Die Angreifer in Paris haben angeblich über Playstation 4 verschlüsselt kommuniziert. "Das wäre nicht das erste Mal", sagt Klimburg. Die Vorstellung, dass alle Kommunikationswege von Spielkonsolen bis iPhones lückenlos überwacht werden könnten sei lächerlich. "Auch Al-Kaida hat keine Mails verschickt, sondern sich einen Account geteilt und die Mails in den Entwürfen gespeichert." So gelang es, die NSA auszutricksen. "Als CIA-Chef hat David Petraeus das mit seiner Affäre auch so gemacht."

Als im Mai der französische Sender TV5 angegriffen und die Ausstrahlung der Fernsehprogramme stundenlang blockiert wurde, galt das als erster Cyberangriff des Islamischen Staates. Klimburg bezweifelt, dass der IS für die Attacke verantwortlich war. Viel wahrscheinlicher sei, dass, wie französische Medien berichten, russische Akteure dahinter steckten. "Staaten täuschen bewusst Cyberangriffe vor, um die Debatte am Leben zu halten."

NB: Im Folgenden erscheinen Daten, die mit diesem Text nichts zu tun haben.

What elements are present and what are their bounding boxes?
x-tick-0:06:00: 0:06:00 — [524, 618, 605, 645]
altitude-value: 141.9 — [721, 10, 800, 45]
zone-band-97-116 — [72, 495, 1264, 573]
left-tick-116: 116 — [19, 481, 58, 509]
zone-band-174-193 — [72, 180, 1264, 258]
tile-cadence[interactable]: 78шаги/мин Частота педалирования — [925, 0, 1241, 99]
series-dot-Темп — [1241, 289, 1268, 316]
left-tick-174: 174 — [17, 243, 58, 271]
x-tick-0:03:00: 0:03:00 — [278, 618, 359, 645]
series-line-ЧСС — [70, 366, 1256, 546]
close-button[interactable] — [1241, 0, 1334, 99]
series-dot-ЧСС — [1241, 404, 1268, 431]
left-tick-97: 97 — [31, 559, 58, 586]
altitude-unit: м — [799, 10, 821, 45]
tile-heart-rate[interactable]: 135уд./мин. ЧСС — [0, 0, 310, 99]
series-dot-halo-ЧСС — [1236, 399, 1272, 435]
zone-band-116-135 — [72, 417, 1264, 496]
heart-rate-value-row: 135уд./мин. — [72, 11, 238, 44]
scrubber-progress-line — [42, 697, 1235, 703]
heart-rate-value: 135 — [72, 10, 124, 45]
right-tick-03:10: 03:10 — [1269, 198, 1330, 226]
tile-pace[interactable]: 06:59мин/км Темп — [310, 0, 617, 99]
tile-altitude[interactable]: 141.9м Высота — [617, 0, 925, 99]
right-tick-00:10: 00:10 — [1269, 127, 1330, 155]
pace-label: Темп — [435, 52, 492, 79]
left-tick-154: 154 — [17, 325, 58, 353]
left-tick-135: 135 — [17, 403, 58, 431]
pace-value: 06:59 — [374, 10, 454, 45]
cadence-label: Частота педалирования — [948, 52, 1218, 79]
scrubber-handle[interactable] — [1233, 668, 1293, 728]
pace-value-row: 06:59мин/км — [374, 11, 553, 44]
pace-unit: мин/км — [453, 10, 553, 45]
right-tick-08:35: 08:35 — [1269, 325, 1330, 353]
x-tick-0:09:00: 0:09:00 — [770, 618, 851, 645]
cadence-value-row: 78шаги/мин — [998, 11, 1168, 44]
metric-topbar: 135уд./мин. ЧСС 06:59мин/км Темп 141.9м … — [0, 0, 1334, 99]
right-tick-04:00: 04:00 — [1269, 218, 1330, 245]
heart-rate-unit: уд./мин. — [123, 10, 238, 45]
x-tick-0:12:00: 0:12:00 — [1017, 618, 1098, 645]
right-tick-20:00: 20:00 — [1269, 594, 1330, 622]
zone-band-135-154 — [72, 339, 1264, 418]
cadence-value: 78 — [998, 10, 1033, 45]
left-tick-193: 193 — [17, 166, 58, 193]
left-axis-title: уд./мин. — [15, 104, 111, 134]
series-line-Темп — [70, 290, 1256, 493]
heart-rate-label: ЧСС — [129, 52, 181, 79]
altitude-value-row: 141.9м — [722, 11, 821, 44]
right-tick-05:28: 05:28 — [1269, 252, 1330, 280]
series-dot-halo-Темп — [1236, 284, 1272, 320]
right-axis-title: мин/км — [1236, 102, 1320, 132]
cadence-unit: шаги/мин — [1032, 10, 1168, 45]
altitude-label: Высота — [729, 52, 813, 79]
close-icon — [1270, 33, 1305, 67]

Momentan scheint es, als würde der IS zumindest üben - er hackt Webseiten und Medien. Das reicht, um zu verunsichern und Angst zu schüren. Experten warnen davor, dass die Dschihadisten gezielt Desinformationen streuen könnten - in Kombination mit tatsächlichen Anschlägen würde das zu Angst und Chaos führen. "Will ich Angst erzeugen, kann ich bestimmte Medien abdrehen oder bewusst Falschmeldungen lancieren", sagt Robin. Auch Klimburg spricht lieber vom Informationskrieg als von Cyberterror: "Der IS versteht Informationskriegsführung von der Theorie her. Seine Hauptwaffe war bisher, von Cyberangriffen zu sprechen und so Angst zu schüren."

Ein ähnlicher Plan könnte bereits in Arbeit sein. Wenige Tage nach dem Angriff auf den Islamischen Staat gab Anonymous über Twitter bekannt, dass der IS an einem gefälschten "Anonnet" arbeite. Das Netzwerk dient der Guerilla-Truppe eigentlich dazu, zu informieren und künftige Hacker zu rekrutieren. Nun habe der IS versucht, "Anonnet" zu kopieren - über einen falschen Twitteraccount, der wie jener klingt, den Anonymous nach den Anschlägen von Paris eröffnet hat. So könnten die Dschihadisten herausfinden, wer Anonymous im Kampf gegen sie unterstützt. "Seid vorsichtig", warnte die Hackertruppe, "ihr riskiert euer Leben."